Es ist unvorstellbar, dass Iran oder sonst jemand nur eine einzige nukleare Waffe loslassen würde. Was wenn diese nicht losginge? Man stelle sich die Blamage vor und die Racheaktionen. Iran würde zumindest zehn Sprengköpfe und ein verlässliches Raketensystem benötigen, um als Nuklearmacht ernst genommen zu werden.

Israel, das primäre Ziel für jeden iranischen nuklearen Angriff, verfügt hingegen über eine unzerstörbare Triade von aus der Luft, mit Raketen und vom Meer aus abgefeuerten Nuklearwaffen, die gegen den Iran gerichtet sind. Ein israelisches Unterseeboot mit nuklearen Lenkwaffen ist vor der iranischen Küste stationiert.

Iran würde mit nur einem Teil der von auf über 200 geschätzten Atomwaffen Israels von der Landkarte gefegt.
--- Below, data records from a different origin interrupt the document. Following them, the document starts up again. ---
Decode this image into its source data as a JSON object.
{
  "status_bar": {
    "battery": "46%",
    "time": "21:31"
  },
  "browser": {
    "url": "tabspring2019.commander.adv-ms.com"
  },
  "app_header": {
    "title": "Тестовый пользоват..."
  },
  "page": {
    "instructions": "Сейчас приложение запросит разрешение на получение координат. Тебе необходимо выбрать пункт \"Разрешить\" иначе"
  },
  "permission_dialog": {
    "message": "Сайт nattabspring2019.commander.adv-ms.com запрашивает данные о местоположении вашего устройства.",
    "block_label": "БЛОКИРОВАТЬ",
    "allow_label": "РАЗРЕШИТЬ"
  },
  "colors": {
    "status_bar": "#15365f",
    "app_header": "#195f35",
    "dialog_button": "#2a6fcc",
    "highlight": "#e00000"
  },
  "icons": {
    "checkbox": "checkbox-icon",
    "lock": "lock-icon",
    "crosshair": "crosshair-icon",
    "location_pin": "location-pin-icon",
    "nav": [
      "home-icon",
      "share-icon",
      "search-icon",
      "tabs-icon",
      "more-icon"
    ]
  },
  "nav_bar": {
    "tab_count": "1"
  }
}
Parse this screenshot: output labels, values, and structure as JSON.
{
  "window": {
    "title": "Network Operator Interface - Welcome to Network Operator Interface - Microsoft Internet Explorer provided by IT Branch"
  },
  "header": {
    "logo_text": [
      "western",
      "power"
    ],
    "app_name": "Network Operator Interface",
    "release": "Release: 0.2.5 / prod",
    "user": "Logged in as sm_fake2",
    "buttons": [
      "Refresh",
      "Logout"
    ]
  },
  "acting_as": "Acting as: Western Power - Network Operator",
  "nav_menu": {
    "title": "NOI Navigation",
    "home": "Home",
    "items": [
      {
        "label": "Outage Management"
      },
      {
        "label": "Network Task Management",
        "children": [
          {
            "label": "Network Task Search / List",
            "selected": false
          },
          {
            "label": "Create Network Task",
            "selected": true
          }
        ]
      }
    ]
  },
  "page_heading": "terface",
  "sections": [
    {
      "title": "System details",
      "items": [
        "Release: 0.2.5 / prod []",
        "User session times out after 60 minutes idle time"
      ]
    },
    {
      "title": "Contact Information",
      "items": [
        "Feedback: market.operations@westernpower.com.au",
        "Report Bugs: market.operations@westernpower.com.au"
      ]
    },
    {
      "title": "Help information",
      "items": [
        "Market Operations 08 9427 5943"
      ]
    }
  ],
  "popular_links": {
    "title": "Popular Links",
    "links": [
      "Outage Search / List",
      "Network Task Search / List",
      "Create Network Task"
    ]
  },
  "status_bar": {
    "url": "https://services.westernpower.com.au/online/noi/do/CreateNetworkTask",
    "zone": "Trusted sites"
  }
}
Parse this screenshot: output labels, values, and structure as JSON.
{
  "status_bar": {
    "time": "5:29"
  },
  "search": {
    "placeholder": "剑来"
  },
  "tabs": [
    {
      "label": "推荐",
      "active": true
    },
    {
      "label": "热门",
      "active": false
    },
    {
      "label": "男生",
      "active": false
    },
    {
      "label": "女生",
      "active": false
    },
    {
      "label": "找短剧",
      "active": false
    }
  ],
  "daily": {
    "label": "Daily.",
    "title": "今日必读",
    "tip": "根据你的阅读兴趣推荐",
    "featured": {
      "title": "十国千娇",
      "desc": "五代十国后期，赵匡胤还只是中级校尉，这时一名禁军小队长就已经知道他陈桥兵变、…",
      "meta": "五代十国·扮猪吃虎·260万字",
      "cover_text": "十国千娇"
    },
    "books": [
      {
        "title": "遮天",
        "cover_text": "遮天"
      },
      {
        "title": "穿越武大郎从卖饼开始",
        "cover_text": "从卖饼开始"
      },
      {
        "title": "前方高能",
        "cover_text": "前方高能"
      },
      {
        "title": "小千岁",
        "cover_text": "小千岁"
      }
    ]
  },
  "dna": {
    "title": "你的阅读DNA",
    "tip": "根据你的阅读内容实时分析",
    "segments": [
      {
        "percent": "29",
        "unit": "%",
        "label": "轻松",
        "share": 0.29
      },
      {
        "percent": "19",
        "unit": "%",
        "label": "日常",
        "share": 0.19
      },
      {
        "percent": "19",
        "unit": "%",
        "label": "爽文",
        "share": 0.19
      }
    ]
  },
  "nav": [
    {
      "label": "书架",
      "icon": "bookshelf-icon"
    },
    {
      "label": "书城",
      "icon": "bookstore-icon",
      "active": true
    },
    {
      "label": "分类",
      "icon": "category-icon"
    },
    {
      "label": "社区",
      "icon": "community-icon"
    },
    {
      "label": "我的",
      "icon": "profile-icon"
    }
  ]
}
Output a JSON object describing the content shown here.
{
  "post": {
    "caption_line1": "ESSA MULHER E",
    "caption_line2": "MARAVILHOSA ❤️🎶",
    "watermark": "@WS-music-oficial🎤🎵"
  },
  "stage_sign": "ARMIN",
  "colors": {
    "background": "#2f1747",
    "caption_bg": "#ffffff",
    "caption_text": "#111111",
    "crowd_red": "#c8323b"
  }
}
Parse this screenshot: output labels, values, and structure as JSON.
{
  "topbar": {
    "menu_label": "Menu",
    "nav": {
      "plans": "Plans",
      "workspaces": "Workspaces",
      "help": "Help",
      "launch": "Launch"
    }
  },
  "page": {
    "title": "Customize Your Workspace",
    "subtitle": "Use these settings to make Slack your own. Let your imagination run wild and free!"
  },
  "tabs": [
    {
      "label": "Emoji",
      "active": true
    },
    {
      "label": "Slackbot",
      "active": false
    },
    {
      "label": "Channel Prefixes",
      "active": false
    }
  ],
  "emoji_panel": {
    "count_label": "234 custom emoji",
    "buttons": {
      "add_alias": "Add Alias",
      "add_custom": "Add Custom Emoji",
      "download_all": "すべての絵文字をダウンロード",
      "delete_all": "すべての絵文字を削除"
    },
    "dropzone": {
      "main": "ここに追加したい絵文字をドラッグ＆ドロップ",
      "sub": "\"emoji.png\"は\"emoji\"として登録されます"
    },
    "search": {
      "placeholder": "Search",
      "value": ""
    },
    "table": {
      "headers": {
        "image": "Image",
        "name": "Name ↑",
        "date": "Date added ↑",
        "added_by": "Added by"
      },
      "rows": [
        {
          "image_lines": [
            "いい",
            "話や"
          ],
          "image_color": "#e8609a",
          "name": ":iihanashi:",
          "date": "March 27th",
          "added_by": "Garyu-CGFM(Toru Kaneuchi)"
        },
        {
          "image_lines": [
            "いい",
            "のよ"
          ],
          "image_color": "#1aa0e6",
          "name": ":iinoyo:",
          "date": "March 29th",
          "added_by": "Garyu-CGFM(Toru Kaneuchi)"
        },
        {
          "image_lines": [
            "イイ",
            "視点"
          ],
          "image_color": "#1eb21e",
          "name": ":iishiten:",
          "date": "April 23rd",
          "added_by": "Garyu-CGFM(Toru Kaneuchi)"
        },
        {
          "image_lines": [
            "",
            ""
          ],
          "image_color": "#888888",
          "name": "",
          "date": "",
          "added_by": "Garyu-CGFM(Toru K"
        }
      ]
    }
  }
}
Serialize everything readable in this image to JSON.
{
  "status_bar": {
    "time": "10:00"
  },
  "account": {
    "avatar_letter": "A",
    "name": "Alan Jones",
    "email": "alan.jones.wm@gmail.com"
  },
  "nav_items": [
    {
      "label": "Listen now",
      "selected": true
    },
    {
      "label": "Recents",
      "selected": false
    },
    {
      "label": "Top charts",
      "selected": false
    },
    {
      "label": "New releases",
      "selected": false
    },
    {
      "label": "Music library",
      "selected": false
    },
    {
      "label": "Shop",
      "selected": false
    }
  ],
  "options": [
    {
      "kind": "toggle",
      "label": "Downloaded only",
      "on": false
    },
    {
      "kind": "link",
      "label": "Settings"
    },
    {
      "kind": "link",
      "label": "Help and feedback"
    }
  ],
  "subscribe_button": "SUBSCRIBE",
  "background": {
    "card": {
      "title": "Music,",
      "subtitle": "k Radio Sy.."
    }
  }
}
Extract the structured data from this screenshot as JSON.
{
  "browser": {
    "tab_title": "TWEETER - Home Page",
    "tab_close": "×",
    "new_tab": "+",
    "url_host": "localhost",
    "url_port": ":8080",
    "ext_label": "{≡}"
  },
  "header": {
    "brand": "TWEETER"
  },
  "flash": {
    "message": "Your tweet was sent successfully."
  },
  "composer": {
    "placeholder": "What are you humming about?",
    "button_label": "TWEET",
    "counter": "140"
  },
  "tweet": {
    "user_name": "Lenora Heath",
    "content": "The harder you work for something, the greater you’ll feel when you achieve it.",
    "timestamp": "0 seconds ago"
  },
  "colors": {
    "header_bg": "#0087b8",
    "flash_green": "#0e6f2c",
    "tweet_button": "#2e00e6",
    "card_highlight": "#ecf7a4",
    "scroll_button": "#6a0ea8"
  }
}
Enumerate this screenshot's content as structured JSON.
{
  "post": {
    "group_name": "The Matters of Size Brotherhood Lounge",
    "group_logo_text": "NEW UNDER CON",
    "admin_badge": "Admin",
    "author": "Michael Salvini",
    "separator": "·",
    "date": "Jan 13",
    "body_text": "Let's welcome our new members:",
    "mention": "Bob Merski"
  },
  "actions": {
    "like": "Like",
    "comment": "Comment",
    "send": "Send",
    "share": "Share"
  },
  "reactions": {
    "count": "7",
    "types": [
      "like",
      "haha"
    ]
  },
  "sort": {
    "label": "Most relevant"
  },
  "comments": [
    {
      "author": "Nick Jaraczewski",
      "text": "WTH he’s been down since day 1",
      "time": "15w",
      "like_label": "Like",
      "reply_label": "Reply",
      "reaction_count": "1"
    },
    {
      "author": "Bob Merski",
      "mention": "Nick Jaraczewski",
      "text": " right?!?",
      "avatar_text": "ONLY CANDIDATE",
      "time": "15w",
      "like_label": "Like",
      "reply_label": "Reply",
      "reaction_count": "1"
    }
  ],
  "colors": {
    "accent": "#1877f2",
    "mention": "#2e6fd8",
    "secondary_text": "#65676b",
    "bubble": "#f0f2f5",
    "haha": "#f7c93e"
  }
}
Iran würde sicher keine Nuklearwaffen gegen seine Nachbarn am Golf einsetzen, da diese auch den Iran mit radioaktivem Staub und Sand bedecken würden.

Während Washington weiterhin das Gespenst eines nuklear bewaffneten Iran beschwört, hat Indien in aller Ruhe ein großes nukleares Arsenal entwickelt und wird in Bälde eine Interkontinentalrakete testen, die in der Lage ist, einen atomaren Sprengkopf nach Amerika zu befördern.

Wenn Obama und seine Berater so überbelastet sind, dass sie nicht einmal ein ordentliches Staatsdiner für Gordon Brown zusammenbringen, wie wollen sie dann mit Teherans schlauen, ultraschwierigen Ayatollahs zurechtkommen?  Iran hat jede Regierung der Vereinigten Staaten von Amerika seit Jimmy Carter verwünscht.

Wollen wir hoffen,  dass Präsident Obama so gut bei Sinnen ist, dass er in Richtung seiner Versprechen arbeitet, die Beziehungen zum Iran zu normalisieren. Dem Iran Sand ins Gesicht zu werfen in einer Zeit, in der der neue Präsident den Krieg gegen Afghanistan ausweitet und den wirtschaftlichen Untergang bekämpft, ist eine sehr schlechte Idee.